L’evaporatore

 

L’uomo anziano la guardava preoccupato. La donna aveva un aspetto teso, sembrava muoversi a scatti in quella piccola cucina.
«E questo che cos’è?» chiese il vecchio indicando con il mento un elettrodomestico a metà strada tra un frullino e una piccola bilancia.
«È un evaporatore di nuovo conio» rispose la donna senza neppure girarsi continuando ad assemblare la macchina per il caffè. «Ora basta premere quel pulsante rosso e via…»
«Hai ricevuto un evaporatore e non mi dici nulla?» domandò l’uomo con una voce che gli uscì rauca.
«Sì, hai ragione…» fece lei voltandosi di colpo e gettando un’espressione di sfida. «… ma te lo dico adesso: devo autoeliminarmi entro le ventiquattro di oggi.»

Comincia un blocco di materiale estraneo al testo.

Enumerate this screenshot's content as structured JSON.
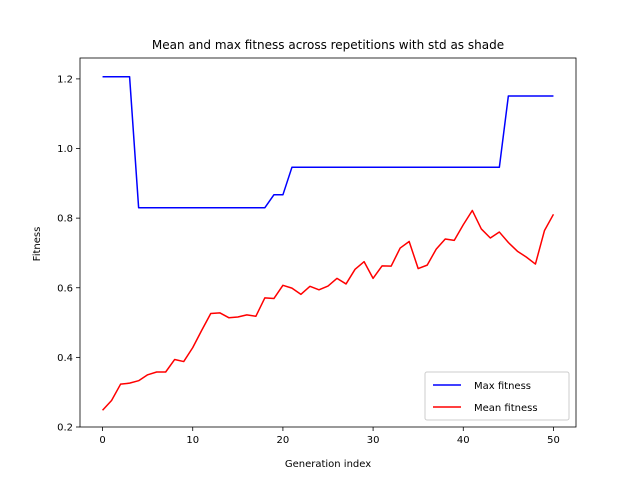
{
  "chart_data": {
    "type": "line",
    "title": "Mean and max fitness across repetitions with std as shade",
    "xlabel": "Generation index",
    "ylabel": "Fitness",
    "xlim": [
      -2.5,
      52.5
    ],
    "ylim": [
      0.2,
      1.26
    ],
    "xticks": [
      0,
      10,
      20,
      30,
      40,
      50
    ],
    "xtick_labels": [
      "0",
      "10",
      "20",
      "30",
      "40",
      "50"
    ],
    "yticks": [
      0.2,
      0.4,
      0.6,
      0.8,
      1.0,
      1.2
    ],
    "ytick_labels": [
      "0.2",
      "0.4",
      "0.6",
      "0.8",
      "1.0",
      "1.2"
    ],
    "grid": false,
    "legend_position": "lower-right",
    "series": [
      {
        "name": "Max fitness",
        "color": "#0000ff",
        "x": [
          0,
          1,
          2,
          3,
          4,
          5,
          6,
          7,
          8,
          9,
          10,
          11,
          12,
          13,
          14,
          15,
          16,
          17,
          18,
          19,
          20,
          21,
          22,
          23,
          24,
          25,
          26,
          27,
          28,
          29,
          30,
          31,
          32,
          33,
          34,
          35,
          36,
          37,
          38,
          39,
          40,
          41,
          42,
          43,
          44,
          45,
          46,
          47,
          48,
          49,
          50
        ],
        "values": [
          1.206,
          1.206,
          1.206,
          1.206,
          0.83,
          0.83,
          0.83,
          0.83,
          0.83,
          0.83,
          0.83,
          0.83,
          0.83,
          0.83,
          0.83,
          0.83,
          0.83,
          0.83,
          0.83,
          0.867,
          0.867,
          0.946,
          0.946,
          0.946,
          0.946,
          0.946,
          0.946,
          0.946,
          0.946,
          0.946,
          0.946,
          0.946,
          0.946,
          0.946,
          0.946,
          0.946,
          0.946,
          0.946,
          0.946,
          0.946,
          0.946,
          0.946,
          0.946,
          0.946,
          0.946,
          1.151,
          1.151,
          1.151,
          1.151,
          1.151,
          1.151
        ]
      },
      {
        "name": "Mean fitness",
        "color": "#ff0000",
        "x": [
          0,
          1,
          2,
          3,
          4,
          5,
          6,
          7,
          8,
          9,
          10,
          11,
          12,
          13,
          14,
          15,
          16,
          17,
          18,
          19,
          20,
          21,
          22,
          23,
          24,
          25,
          26,
          27,
          28,
          29,
          30,
          31,
          32,
          33,
          34,
          35,
          36,
          37,
          38,
          39,
          40,
          41,
          42,
          43,
          44,
          45,
          46,
          47,
          48,
          49,
          50
        ],
        "values": [
          0.248,
          0.276,
          0.323,
          0.326,
          0.333,
          0.35,
          0.358,
          0.358,
          0.394,
          0.388,
          0.428,
          0.478,
          0.526,
          0.528,
          0.514,
          0.516,
          0.522,
          0.518,
          0.571,
          0.569,
          0.607,
          0.599,
          0.581,
          0.604,
          0.594,
          0.605,
          0.627,
          0.611,
          0.653,
          0.675,
          0.627,
          0.663,
          0.662,
          0.714,
          0.733,
          0.655,
          0.665,
          0.711,
          0.74,
          0.736,
          0.781,
          0.822,
          0.769,
          0.743,
          0.76,
          0.73,
          0.705,
          0.688,
          0.668,
          0.764,
          0.811
        ]
      }
    ]
  }
}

«Ma al Centro Demografico sono impazziti? Tu non hai neppure trent’anni, non possono fare una cosa simile.»
La donna si rigirò verso il lavello abbassando la testa. Sotto la spinta insostenibile della crescita demografica, a partire dal 2105, il Centro di Controllo non badava oramai né più all’età, né all’estrazione culturale, né alle mansioni sociali della gente. Le risorse mondiali erano agli sgoccioli e gli essere umani erano troppi, molto al di sopra del mantenimento sostenibile: così le richieste di eliminazioni pianificate si erano fatte sempre più pressanti e frequenti.
«Non potresti far finta di non averlo ricevuto?» domandò ingenuamente l’uomo che si era messo una mano sulla guancia come per rassicurarsi.
«E’ tutto inutile, ho dovuto firmare per riceverlo. E sai anche cosa succederebbe se non si ottemperasse. Verrebbe la Guardia Nazionale e porterebbero via tutta la famiglia nei Campi di Smaltimento Forzato.»
«Ma tu hai un figlio, un marito…» mormorava l’uomo cercando vuote giustificazioni.
«Lo so, papà» disse lei che non aveva il coraggio di muoversi. «Hai proprio ragione; non fanno ormai più alcuna distinzione. Io ho trent’anni, un bimbo piccolo… »
Il vecchio tacque. Poi la figlia continuò:
«Tu hai invece avuto la tua vita… hai passato i settant’anni, sei in pensione, non hai il problema di mandare avanti la casa, di crescere un figlio di accudire a una famiglia. E hanno invece scelto me. Per il Centro un’esistenza vale l’altra, non è giusto, loro ragionano solo con le statistiche.»
«E me lo dici così? A tuo padre?» fece lui con la voce rotta dall’emozione.
Ora fu la figlia a rimanere senza parole. La cucina piombò nel silenzio che sarebbe stato assoluto se non fosse stato per il finto tic tac registrato dell’orologio atomico sopra la porta. Poi si sentì come un soffio d’aria, la donna si girò spaventata. Sulla sedia del padre, rimasta vuota, c’era solo uno sbuffo di vapore che aveva lasciato nell’aria un odore acre di carne bruciata. Il pulsante rosso dell’evaporatore era intermittente, segno che era stato appena azionato.